Unite has not made these elementary demands, exposing the inaccuracy of the term “union” to describe an organisation which facilitates the division of workers on behalf of the employers. While workers are striving to reverse the impact of decades of privatisation, the message from Graham is to accept chump change.
Unite is seeking to deepen its corporatist relations with the private operators by guaranteeing industrial peace. It has been the key mechanism in holding back a strike wave in the industry for the last year, ensuring that 20 pay disputes across the Stagecoach network did not translate into national action. The net result of this has been a further lowering of bus workers’ pay in the face of rampant inflation. The two significant strikes it was unable to prevent were kept isolated and ended with sellout agreements falsely packaged as “victories.” It has followed the same playbook at Arriva.

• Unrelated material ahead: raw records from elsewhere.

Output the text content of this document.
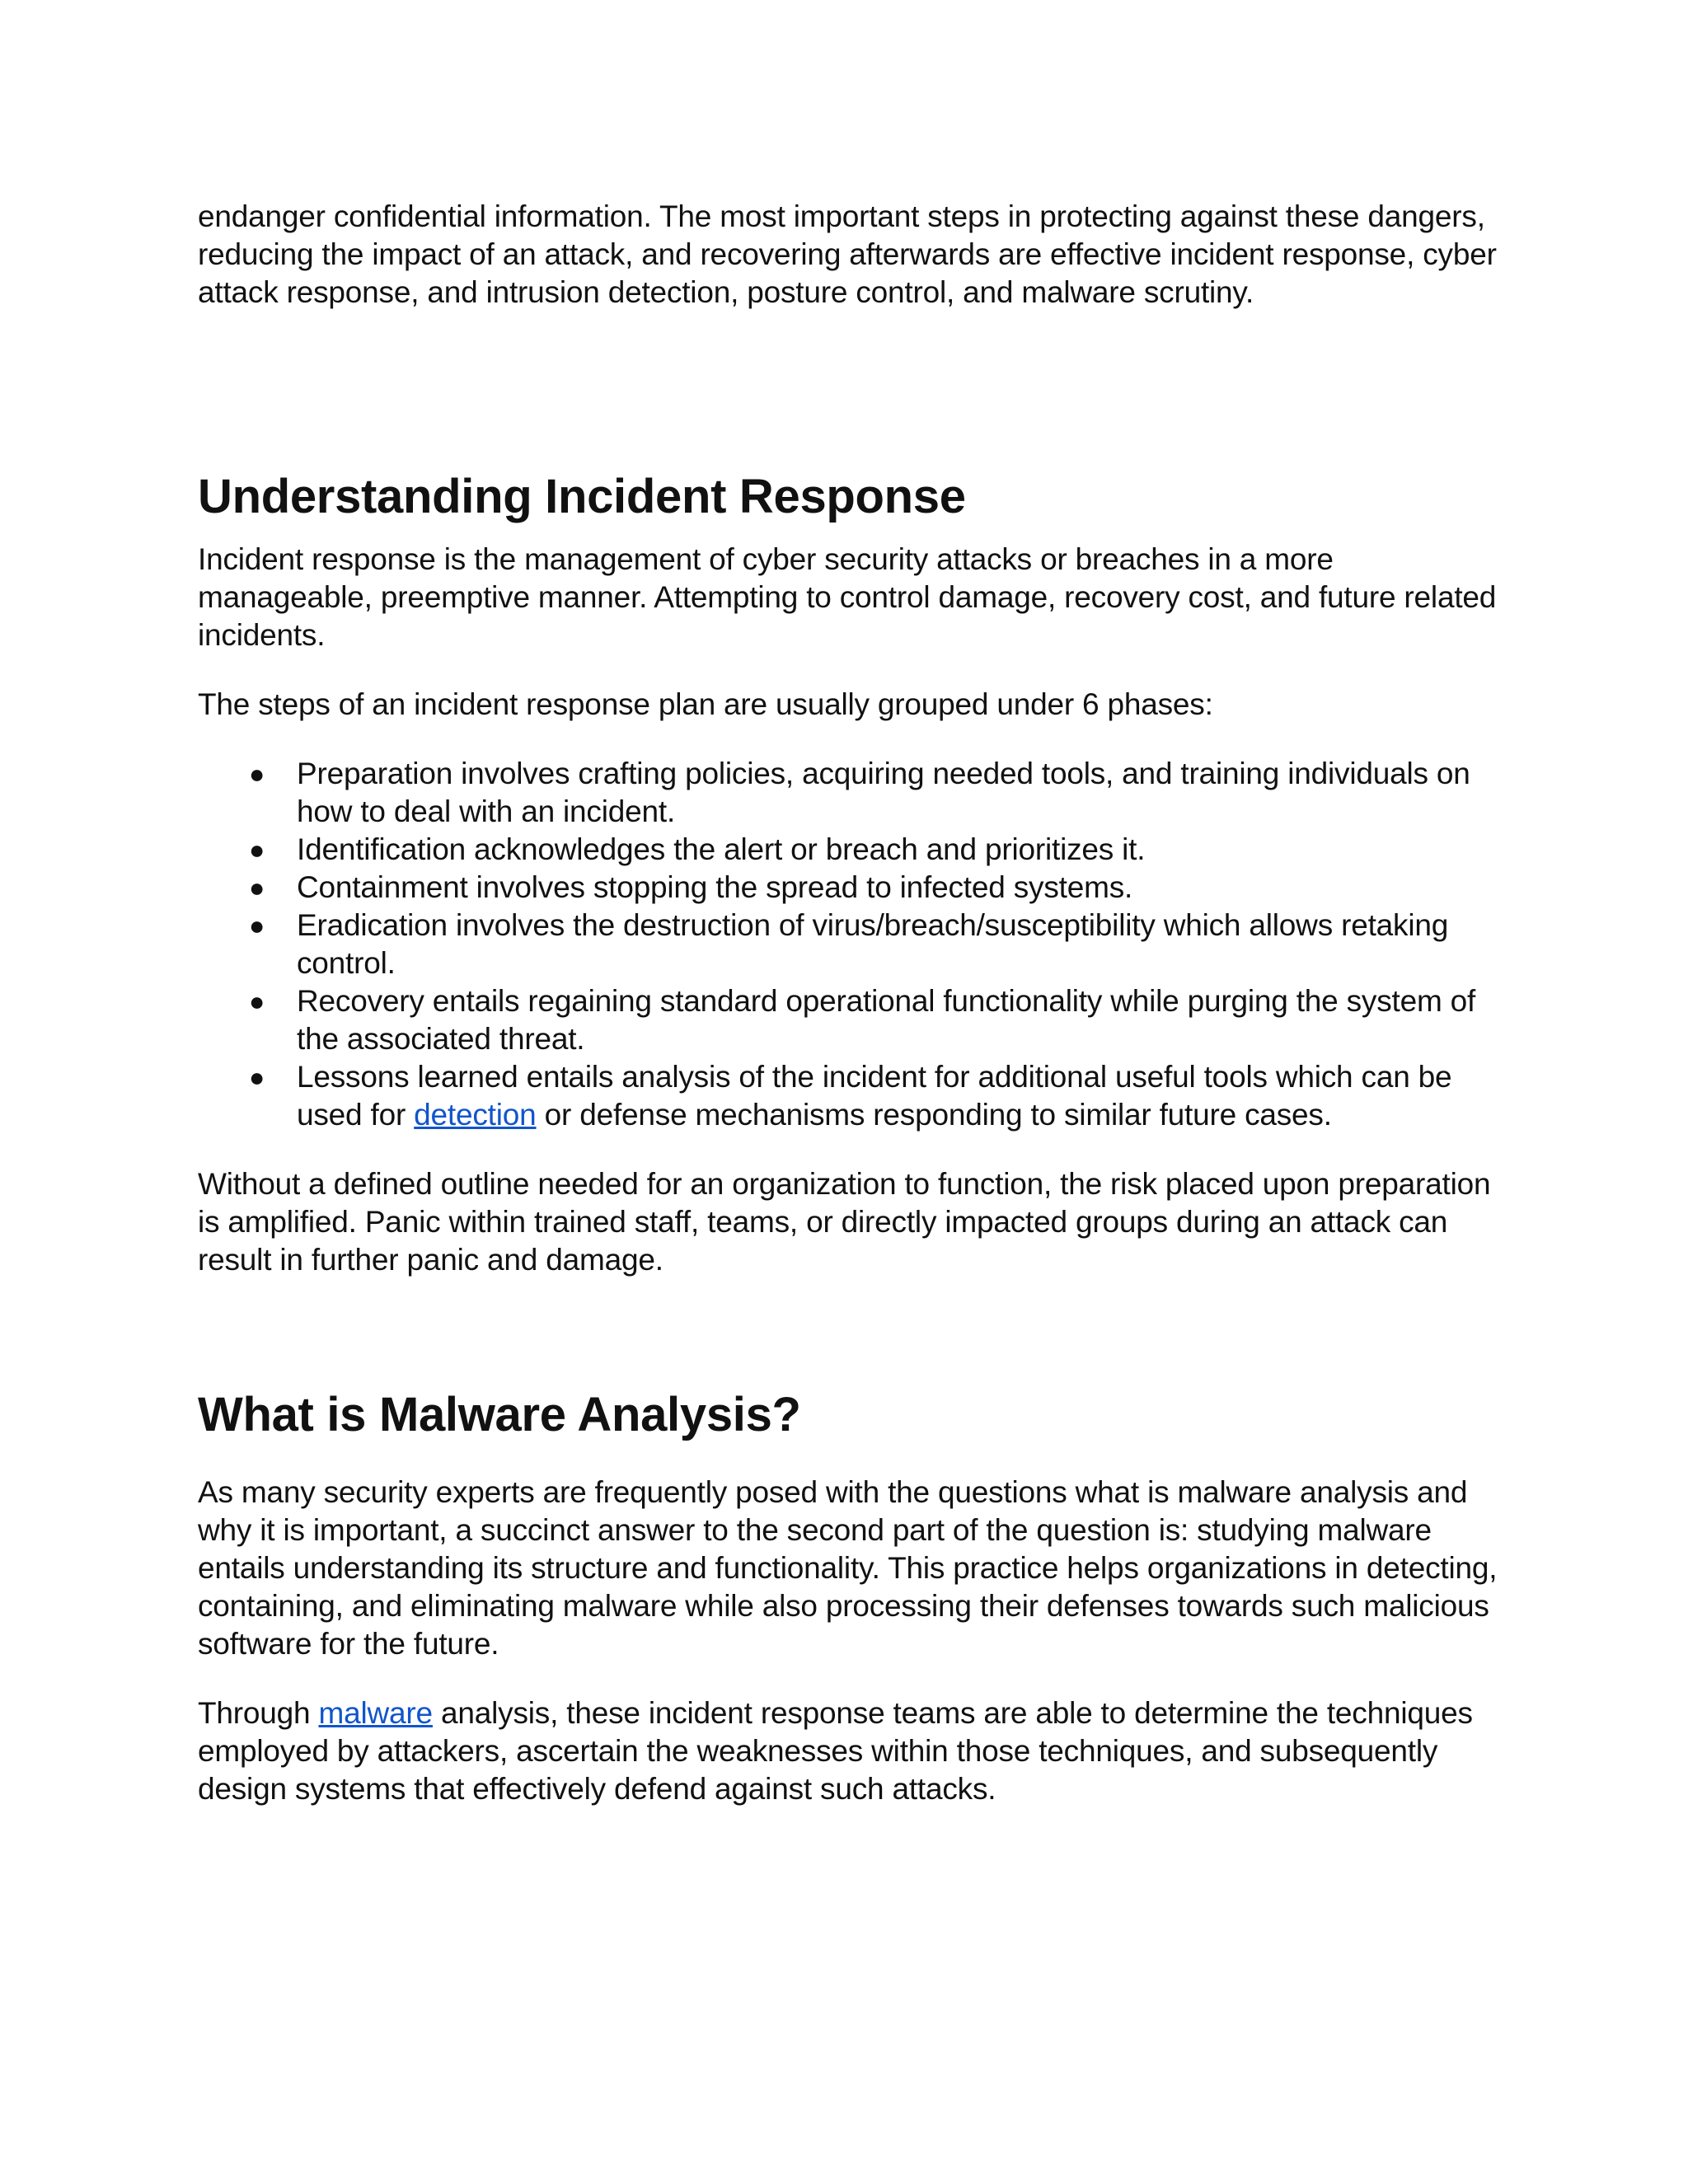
endanger confidential information. The most important steps in protecting against these dangers, reducing the impact of an attack, and recovering afterwards are effective incident response, cyber attack response, and intrusion detection, posture control, and malware scrutiny.

Understanding Incident Response

Incident response is the management of cyber security attacks or breaches in a more manageable, preemptive manner. Attempting to control damage, recovery cost, and future related incidents.

The steps of an incident response plan are usually grouped under 6 phases:

● Preparation involves crafting policies, acquiring needed tools, and training individuals on how to deal with an incident.
● Identification acknowledges the alert or breach and prioritizes it.
● Containment involves stopping the spread to infected systems.
● Eradication involves the destruction of virus/breach/susceptibility which allows retaking control.
● Recovery entails regaining standard operational functionality while purging the system of the associated threat.
● Lessons learned entails analysis of the incident for additional useful tools which can be used for detection or defense mechanisms responding to similar future cases.

Without a defined outline needed for an organization to function, the risk placed upon preparation is amplified. Panic within trained staff, teams, or directly impacted groups during an attack can result in further panic and damage.

What is Malware Analysis?

As many security experts are frequently posed with the questions what is malware analysis and why it is important, a succinct answer to the second part of the question is: studying malware entails understanding its structure and functionality. This practice helps organizations in detecting, containing, and eliminating malware while also processing their defenses towards such malicious software for the future.

Through malware analysis, these incident response teams are able to determine the techniques employed by attackers, ascertain the weaknesses within those techniques, and subsequently design systems that effectively defend against such attacks.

To fight against both the employers and Unite’s sabotage, bus workers need genuine organisations of struggle—a network of rank-and-file committees which will break down the sectional divisions and expand disputes. A genuine pay struggle must be combined with opposition to the new benchmarks of exploitation demanded by the bus companies, including reduced break times and sick pay and the lengthening of working hours. It also requires the fight for the adoption of emergency health measures against COVID-19 as bus workers are once again left defenceless on the frontline against a resurgence of the pandemic.
We encourage all bus workers to read and share the statement of the Socialist Equality Party, “The British rail strike: Mobilise the entire working class against the Johnson government!”, which outlines a program of industrial and political struggle. It explains:
“The prospect of a general strike is real, due to widespread sentiment for defeating and bringing down a despised government whose austerity drive, ‘let rip’ response to COVID-19, and reckless warmongering have produced untold suffering. But this must become the conscious aim of the emerging movement.
“The ruling class wants to finish the job Thatcher began in 1984, when she set out to break the miners to end all opposition to her social counter-revolution. The working class must seize the opportunity to revenge that defeat and reverse the decades of betrayals and losses that followed.”